Polisi yang mendapatkan laporan, akhirnya menangkap pelaku Nanang Alias Onang (27) dan NN (17). Diketahui bahwa tindakan pelaku ini akibat dari pengaruh minuman keras. Dari keterangan pelaku, polisi mendapatkan informasi bahwa korban diperkosa dalam keadaan tak sadarkan diri setelah diberikan minuman keras, dan juga dianiaya oleh pelaku. Berdasarkan hasil otopsi korban mengalami luka berat dibagian kepala akibat hantaman benda tumpul. Ditemukan juga luka sobek dibagian pipi sebelah kanan korban akibat ditusuk oleh bambu.

Korban akhirnya meninggal setelah mengalami 14 hari masa kritis di kamar 303 RSUD Cibabat, Cimahi. Sebelum meninggal korban sempat sadarkan diri selama 2 (dua) hari. Kakak korban Mega Aryanti (21) mengatakan korban sempat berkomunikasi dengan keluarga, meski suaranya pelan dan terbata. Ia juga menurutkan bahwa korban sebelumnya selalu histeris dan tidak bisa diajak komunikasi.

Baca Juga: Papua dan Sagu di Nusantara

Ancaman Pidana yang akan diterapkan

Kasatreskrim Polres Cimahi AKP Yohannes Redhoi Sigiro mengatakan pihaknya sudah menerapkan Pasal 80 Ayat (2) dan Ayat (3) Undang-Undang Nomor 35 Tahun 2014 tentang Perubahan Undang-Undang Nomor 23 Tahun 2002 tentang Perlindungan Anak yaitu:

“(2) Dalam hal anak sebagaimana diatur pada Ayat (1) luka berat, maka pelaku dipidana dengan pidana penjara paling lama 5 tahun dan/atau denda paling banyak Rp.100.000.000,00- (seratus juta rupiah).

(3) Dalam hal anak sebagaimana dimaksud ayat (2) mati, maka pelaku dipidana dengan pidana penjara paling lama 15 tahun dan/atau denda paling banyak Rp.3.000.000.000,00- (tiga milyar rupiah).”

Dan 81 Ayat (1) Undang-Undang Nomor 17 Tahun 2016 tentang Penetapan Peraturan Pemerintah Pengganti Undang-Undang Nomor 1 Tahun 2016 tentang Perubahan Kedua atas Undang-Undang Nomor 23 Tahun 2002 tentang Perlindungan Anak yaitu:

“(1). Setiap orang yang melanggar ketentuan sebagaimana dimaksud dalam Pasal 76D dipidana dengan pidana penjara paling singkat 5(lima) tahun dan paling lama 15 (lima belas) tahun dan denda paling banyak Rp.5.000.000.000,00- (lima miliar rupiah).”

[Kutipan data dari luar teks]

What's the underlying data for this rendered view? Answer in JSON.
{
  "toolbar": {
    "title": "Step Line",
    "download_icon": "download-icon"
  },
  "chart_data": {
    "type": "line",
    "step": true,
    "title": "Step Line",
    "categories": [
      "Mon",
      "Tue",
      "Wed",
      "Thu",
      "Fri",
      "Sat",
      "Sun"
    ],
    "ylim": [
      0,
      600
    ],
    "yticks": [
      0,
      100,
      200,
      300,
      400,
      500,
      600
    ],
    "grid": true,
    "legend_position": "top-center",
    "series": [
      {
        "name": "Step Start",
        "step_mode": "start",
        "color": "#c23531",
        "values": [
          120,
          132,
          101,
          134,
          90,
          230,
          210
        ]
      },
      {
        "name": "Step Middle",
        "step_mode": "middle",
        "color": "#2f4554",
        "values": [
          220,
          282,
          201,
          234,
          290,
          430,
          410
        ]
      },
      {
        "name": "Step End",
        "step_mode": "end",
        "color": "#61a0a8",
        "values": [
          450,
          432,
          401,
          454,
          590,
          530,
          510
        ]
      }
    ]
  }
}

Perlu diketahui Pasal yang didakwakan tersebut bersifat komulatif. Artinya, masing-masing pasal tersebut berdiri sendiri. Juga terdiri dari beberapa tindak pidana yang harus dibuktikan satu persatu. Dalam penjatuhan pidana penjara berdasarkan pasal 65 KUHP maka dijatuhkan hanya satu pidana saja. Tetapi dijatuhkan jumlah maksimum pidana yang diancam, dan boleh lebih dari  (satu per tiga) maksimum pidana terberat.

Dalam Kasus tersebut pidana terberatnya adalah 15 (lima belas) tahun. Maka jika ditambah  (satu per tiga) maksimum pidana terberat maka ancaman pidana penjara bagi para pelaku ada 20 (dua puluh) tahun.